The Mars Volta: Noctourniquet


Solomon Grundy,
Born on a Monday,
Christened on Tuesday,
Married on Wednesday,
Took ill on Thursday,
Grew worse on Friday,
Died on Saturday,
Buried on Sunday.
That was the end,
Of Solomon Grundy.

Originally collected by Shakespearian scholar James Orchard Halliwell in 1842, the woeful tale of Solomon Grundy in this traditional English nursery rhyme has made its presence felt in popular culture since its discovery over 170 years ago. It is perhaps most famously known within the context of the supervillian of the same name, devised by DC Comics in 1944 as an archenemy of the Green Lantern.

It is totally understandable how a number of music critics assigned to cover the new Mars Volta album, Noctourniquet, automatically thought of the zombie terrorist and charter member of the Legion of Doom when they saw in the press materials how the group’s sixth LP was inspired in part by the late Mr. Grundy (namely Rolling Stone). But they are all dead wrong, for it was the old schoolhouse adage that frontman Cedric Bixler-Zavala had in mind while penning the music for this outstanding thirteen song cycle along with the tale of Hyacinthus, the divine hero from Greek mythology who served as the lover of the archery god Apollo before he was killed in a fit of jealousy by Zephyrus, the God of Wind. Sounds like the making of some seriously geeky fodder for the kind of overblown neo-prog we’ve all come to expect from the Volta since emerging from the rib of the recently reunited post-hardcore legends At The Drive-In, doesn’t it? 

But lo, the most evident inspiration cited in the crafting of Noctourniquet is the music of The Godfathers, the disgustingly underappreciated UK modern rock masters whose razor sharp guitar melodies and vintage punk aggression sliced through England’s baggy movement in the late 80s like a rusty bow saw. And you can most definitely hear shades of that band’s 1988 masterpiece Birth, School, Work, Death as well as elements of Mind Bomb-era The The in songs like "Dyslexicon" and "Empty Vessels Make the Loudest Sound", buoyed by the stellar interplay between the lean, mean current lineup of the band rounded out by guitarist Omar Rodriguez-Lopez, bassist Juan Alderete and ace drummer Deantoni Parks of KUDU fame, who makes his official debut as a full-fledged studio member of Mars Volta here.
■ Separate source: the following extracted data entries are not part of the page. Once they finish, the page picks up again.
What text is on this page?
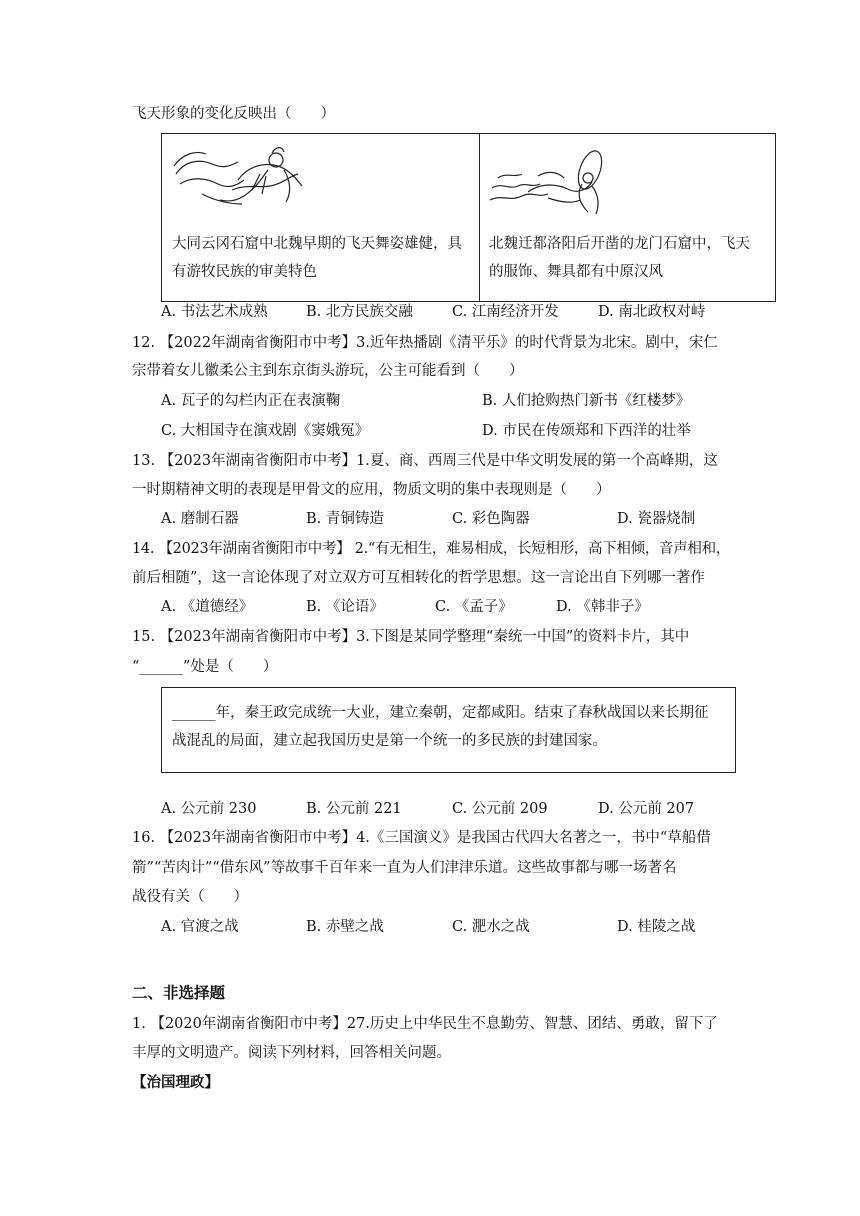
飞天形象的变化反映出（　　）
大同云冈石窟中北魏早期的飞天舞姿雄健，具
有游牧民族的审美特色
北魏迁都洛阳后开凿的龙门石窟中，飞天
的服饰、舞具都有中原汉风
A. 书法艺术成熟	B. 北方民族交融	C. 江南经济开发	D. 南北政权对峙
12. 【2022年湖南省衡阳市中考】3.近年热播剧《清平乐》的时代背景为北宋。剧中，宋仁
宗带着女儿徽柔公主到东京街头游玩，公主可能看到（　　）
A. 瓦子的勾栏内正在表演鞠	B. 人们抢购热门新书《红楼梦》
C. 大相国寺在演戏剧《窦娥冤》	D. 市民在传颂郑和下西洋的壮举
13. 【2023年湖南省衡阳市中考】1.夏、商、西周三代是中华文明发展的第一个高峰期，这
一时期精神文明的表现是甲骨文的应用，物质文明的集中表现则是（　　）
A. 磨制石器	B. 青铜铸造	C. 彩色陶器	D. 瓷器烧制
14. 【2023年湖南省衡阳市中考】 2.“有无相生，难易相成，长短相形，高下相倾，音声相和，
前后相随”，这一言论体现了对立双方可互相转化的哲学思想。这一言论出自下列哪一著作
A. 《道德经》	B. 《论语》	C. 《孟子》	D. 《韩非子》
15. 【2023年湖南省衡阳市中考】3.下图是某同学整理“秦统一中国”的资料卡片，其中
“______”处是（　　）
______年，秦王政完成统一大业，建立秦朝，定都咸阳。结束了春秋战国以来长期征
战混乱的局面，建立起我国历史是第一个统一的多民族的封建国家。
A. 公元前 230	B. 公元前 221	C. 公元前 209	D. 公元前 207
16. 【2023年湖南省衡阳市中考】4.《三国演义》是我国古代四大名著之一，书中“草船借
箭”“苦肉计”“借东风”等故事千百年来一直为人们津津乐道。这些故事都与哪一场著名
战役有关（　　）
A. 官渡之战	B. 赤壁之战	C. 淝水之战	D. 桂陵之战
二、非选择题
1. 【2020年湖南省衡阳市中考】27.历史上中华民生不息勤劳、智慧、团结、勇敢，留下了
丰厚的文明遗产。阅读下列材料，回答相关问题。
【治国理政】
Bixler even channels his inner-Eggman on the Lennon-esque chorus to lead single "The Malkan Jewel" when he sings “All the traps in the cellar go clickety-clack / ‘Cause you know I always set them for you / And all the rats in the cellar form a vermin of steps / Yeah, you know they’re gonna take me to you.”

Noctourniquet is undoubtedly the most accessible Mars Volta album yet, one that replaces the overreaching bloat of their last two or three titles with the most DIY display of prog-rock dazzle since Adrian Belew toured with Talking Heads. If The Bedlam in Goliath was their Tormato, then consider this excellent outing to be their 90125. And I mean that in the best possible way.